Re: Human mind Turing computable according to Eliezer

From: Anne Marie Tobias (mariet@got.net)
Date: Fri Oct 15 2004 - 02:00:10 MDT


Hi Mitchell,

Part of the problem here is that people confuse the internal
conversation people have about reality, with reality itself. In fact, as
human beings develop, their internal conversations actually filter and
shape their perceptions (and even their brain development), so they
literally see and hear what their internal conversations allow them to
see and hear, and little else.

> Look, do you agree that blue patches, loud noises, etc., exist, or not?
> If yes, explain what's blue about a bunch of cortical neurons. If not,
> explain how I can interpret my experience without blueness, loudness,
> etc. In my world, these things are *epistemically* basic, whether or
> not they're ontologically basic.

There is no intrinsic "Blueness" in the universe. There is a wavelength
of optically visible radiation, that our society agreed is blue, vs the
longer wavelength that the chlorphyll in the grass reflects, that we all
agreed was green. Even if a person perceived one as the other, the
context of their perception, associated with the conversations that
person has had all there life would have them describing the sky as blue
and the grass as green. In that context, the personal perceptions
becomes moot, because inside language, it all becomes the same by
agreement. Language causes concensus. Causes reality by concessus.

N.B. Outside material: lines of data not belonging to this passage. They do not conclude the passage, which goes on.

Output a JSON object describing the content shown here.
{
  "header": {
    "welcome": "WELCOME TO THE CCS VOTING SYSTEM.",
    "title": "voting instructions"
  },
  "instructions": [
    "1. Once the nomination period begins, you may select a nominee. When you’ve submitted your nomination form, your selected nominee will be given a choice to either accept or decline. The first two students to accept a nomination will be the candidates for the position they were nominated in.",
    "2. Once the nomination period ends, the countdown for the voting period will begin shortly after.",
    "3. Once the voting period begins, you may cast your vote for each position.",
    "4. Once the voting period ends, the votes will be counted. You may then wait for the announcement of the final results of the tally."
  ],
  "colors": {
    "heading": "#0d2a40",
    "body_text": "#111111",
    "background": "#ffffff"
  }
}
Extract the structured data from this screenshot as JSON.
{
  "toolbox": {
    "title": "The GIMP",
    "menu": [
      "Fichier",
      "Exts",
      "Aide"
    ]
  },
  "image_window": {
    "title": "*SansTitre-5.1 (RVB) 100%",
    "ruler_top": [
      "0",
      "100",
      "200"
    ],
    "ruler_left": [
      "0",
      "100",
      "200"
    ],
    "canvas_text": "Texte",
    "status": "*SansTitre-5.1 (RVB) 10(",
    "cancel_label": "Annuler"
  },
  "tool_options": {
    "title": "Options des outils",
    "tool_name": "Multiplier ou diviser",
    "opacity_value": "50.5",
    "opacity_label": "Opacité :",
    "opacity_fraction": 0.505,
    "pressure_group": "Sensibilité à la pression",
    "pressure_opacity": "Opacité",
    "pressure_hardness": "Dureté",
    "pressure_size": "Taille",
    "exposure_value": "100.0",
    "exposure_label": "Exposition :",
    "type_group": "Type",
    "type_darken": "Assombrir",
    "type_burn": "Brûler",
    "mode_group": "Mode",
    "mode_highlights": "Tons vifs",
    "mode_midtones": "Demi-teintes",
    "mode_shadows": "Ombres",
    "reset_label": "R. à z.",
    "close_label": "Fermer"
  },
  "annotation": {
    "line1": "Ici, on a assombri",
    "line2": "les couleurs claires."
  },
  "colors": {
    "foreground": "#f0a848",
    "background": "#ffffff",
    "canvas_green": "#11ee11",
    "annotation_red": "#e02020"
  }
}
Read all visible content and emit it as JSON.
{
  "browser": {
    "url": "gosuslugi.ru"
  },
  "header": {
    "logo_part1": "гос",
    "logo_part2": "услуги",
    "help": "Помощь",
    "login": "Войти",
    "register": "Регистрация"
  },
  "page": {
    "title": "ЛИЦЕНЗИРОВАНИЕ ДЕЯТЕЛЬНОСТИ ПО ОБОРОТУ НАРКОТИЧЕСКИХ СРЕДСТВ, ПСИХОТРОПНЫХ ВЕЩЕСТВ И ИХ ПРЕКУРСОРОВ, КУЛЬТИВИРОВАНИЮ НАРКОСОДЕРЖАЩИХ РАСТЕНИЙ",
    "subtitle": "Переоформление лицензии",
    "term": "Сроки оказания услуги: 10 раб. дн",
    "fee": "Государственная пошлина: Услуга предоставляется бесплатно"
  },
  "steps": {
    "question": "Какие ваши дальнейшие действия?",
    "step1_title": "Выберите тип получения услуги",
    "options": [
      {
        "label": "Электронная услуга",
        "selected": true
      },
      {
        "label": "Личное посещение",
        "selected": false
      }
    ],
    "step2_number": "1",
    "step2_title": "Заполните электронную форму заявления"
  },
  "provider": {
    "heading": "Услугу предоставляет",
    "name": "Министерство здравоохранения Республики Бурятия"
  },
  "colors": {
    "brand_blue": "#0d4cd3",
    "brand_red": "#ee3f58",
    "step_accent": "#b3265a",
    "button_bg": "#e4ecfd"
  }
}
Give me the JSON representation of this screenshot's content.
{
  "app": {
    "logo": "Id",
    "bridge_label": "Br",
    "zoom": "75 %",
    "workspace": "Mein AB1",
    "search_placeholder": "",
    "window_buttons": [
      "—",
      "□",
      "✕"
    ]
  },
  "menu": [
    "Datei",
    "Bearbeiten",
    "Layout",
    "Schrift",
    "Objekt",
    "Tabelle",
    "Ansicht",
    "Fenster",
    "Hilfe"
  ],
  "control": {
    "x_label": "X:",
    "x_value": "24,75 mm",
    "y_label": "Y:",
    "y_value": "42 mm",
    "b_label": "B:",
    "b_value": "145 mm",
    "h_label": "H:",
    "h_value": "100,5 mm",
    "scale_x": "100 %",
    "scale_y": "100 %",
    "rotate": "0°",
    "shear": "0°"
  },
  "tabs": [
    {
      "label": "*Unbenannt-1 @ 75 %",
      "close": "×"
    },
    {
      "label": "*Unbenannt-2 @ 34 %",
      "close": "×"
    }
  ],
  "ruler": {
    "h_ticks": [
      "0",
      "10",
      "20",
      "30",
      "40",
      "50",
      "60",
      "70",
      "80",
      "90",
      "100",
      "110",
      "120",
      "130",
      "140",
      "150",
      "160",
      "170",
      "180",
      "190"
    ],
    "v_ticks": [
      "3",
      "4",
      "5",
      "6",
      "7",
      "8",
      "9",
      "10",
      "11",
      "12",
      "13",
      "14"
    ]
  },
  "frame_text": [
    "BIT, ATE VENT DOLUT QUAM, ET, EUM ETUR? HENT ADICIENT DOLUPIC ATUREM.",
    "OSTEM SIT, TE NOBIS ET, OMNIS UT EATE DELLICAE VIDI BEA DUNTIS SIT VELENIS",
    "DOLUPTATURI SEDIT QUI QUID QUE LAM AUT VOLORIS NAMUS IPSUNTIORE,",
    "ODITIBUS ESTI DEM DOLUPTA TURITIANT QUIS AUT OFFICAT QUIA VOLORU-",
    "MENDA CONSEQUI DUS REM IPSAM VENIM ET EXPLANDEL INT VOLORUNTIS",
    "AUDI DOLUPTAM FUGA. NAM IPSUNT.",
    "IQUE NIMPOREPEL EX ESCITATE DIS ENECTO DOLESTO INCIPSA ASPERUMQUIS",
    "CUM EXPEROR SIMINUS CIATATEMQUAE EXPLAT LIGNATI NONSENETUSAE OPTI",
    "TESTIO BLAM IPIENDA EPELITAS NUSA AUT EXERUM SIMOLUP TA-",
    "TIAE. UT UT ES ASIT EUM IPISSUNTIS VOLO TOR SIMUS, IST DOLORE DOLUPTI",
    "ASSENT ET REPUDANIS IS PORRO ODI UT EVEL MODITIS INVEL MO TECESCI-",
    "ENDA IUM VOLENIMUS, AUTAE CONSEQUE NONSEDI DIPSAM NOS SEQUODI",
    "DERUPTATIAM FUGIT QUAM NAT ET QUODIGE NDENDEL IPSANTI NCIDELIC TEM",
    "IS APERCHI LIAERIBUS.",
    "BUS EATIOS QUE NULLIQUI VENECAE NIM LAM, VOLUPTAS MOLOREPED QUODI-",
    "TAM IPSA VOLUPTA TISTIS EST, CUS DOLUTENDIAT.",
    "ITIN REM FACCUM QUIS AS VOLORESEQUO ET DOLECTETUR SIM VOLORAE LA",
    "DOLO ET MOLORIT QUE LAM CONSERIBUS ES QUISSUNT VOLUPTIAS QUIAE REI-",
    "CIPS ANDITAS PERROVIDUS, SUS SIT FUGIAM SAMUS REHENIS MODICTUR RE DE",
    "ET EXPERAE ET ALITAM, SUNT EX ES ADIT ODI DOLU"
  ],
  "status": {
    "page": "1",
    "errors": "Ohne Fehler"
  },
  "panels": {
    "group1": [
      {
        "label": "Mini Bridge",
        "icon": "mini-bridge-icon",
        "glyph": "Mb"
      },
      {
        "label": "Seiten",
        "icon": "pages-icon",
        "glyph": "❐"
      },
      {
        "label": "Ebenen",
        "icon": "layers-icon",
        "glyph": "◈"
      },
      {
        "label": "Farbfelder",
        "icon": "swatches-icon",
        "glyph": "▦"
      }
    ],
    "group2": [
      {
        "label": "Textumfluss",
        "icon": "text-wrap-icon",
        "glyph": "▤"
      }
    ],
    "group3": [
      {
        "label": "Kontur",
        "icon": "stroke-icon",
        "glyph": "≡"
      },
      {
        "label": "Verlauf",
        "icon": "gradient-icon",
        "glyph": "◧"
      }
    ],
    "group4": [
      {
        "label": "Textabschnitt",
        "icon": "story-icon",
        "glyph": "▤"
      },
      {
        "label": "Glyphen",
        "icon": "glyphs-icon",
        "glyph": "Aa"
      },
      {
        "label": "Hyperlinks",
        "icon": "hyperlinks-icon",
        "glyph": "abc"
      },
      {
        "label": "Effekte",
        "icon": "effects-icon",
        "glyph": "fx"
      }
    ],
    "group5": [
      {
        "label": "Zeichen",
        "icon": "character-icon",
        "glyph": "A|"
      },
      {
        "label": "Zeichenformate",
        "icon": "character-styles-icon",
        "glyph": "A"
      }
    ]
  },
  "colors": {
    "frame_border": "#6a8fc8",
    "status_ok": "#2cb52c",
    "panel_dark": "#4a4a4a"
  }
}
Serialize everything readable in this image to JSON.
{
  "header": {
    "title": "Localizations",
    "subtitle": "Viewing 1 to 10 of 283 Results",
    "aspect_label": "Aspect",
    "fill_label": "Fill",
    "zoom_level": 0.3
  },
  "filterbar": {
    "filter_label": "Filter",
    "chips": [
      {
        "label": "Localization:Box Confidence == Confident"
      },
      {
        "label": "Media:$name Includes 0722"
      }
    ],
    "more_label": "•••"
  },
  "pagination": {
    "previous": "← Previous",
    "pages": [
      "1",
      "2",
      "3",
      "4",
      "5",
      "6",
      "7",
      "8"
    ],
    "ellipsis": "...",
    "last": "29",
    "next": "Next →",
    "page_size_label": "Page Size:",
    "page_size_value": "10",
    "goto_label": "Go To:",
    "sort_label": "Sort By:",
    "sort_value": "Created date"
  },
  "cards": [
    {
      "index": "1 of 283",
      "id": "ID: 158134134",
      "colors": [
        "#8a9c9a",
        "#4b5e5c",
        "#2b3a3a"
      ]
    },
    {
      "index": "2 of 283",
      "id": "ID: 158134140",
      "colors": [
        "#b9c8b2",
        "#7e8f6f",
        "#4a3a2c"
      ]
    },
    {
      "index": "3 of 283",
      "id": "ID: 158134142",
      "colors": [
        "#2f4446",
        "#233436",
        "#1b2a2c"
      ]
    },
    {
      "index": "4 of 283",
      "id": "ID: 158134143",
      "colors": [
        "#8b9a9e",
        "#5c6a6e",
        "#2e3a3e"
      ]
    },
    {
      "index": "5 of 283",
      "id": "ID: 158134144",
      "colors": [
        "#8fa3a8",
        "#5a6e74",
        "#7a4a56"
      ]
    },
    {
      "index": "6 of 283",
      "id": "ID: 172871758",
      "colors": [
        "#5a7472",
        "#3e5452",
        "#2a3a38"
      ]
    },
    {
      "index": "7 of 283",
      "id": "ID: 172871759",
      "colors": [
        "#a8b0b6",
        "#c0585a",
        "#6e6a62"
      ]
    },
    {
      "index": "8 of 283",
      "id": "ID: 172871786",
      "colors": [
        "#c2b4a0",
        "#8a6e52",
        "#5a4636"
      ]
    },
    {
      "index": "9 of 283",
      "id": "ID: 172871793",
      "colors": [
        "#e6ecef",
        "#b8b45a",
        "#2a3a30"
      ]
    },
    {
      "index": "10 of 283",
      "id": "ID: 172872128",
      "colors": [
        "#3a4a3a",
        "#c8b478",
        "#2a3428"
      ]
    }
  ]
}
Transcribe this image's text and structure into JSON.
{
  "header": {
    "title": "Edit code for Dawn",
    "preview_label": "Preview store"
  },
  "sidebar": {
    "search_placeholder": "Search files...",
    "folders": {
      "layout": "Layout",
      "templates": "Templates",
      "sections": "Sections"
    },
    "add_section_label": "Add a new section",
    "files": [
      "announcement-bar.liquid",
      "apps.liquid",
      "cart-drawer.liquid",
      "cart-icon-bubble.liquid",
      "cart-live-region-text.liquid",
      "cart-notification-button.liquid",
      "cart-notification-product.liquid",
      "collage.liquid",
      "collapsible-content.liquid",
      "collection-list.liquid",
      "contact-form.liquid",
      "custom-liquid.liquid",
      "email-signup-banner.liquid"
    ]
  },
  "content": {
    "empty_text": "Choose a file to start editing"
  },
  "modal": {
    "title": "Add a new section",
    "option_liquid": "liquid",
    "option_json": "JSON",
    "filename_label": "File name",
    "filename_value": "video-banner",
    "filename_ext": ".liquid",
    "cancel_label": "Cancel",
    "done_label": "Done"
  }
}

You want to take this one step further, without the languaging to convey
a reality, there is only raw experience and instinct. All meaning comes
from the conversations we have with ourselves and other. Helen Keller
spoke about the moment her universe was born, when she got that very
first word, she literally got an entire universe, because she got the
distinction that is literally born from language, the ability to speak
of, including the ability to speak of one self.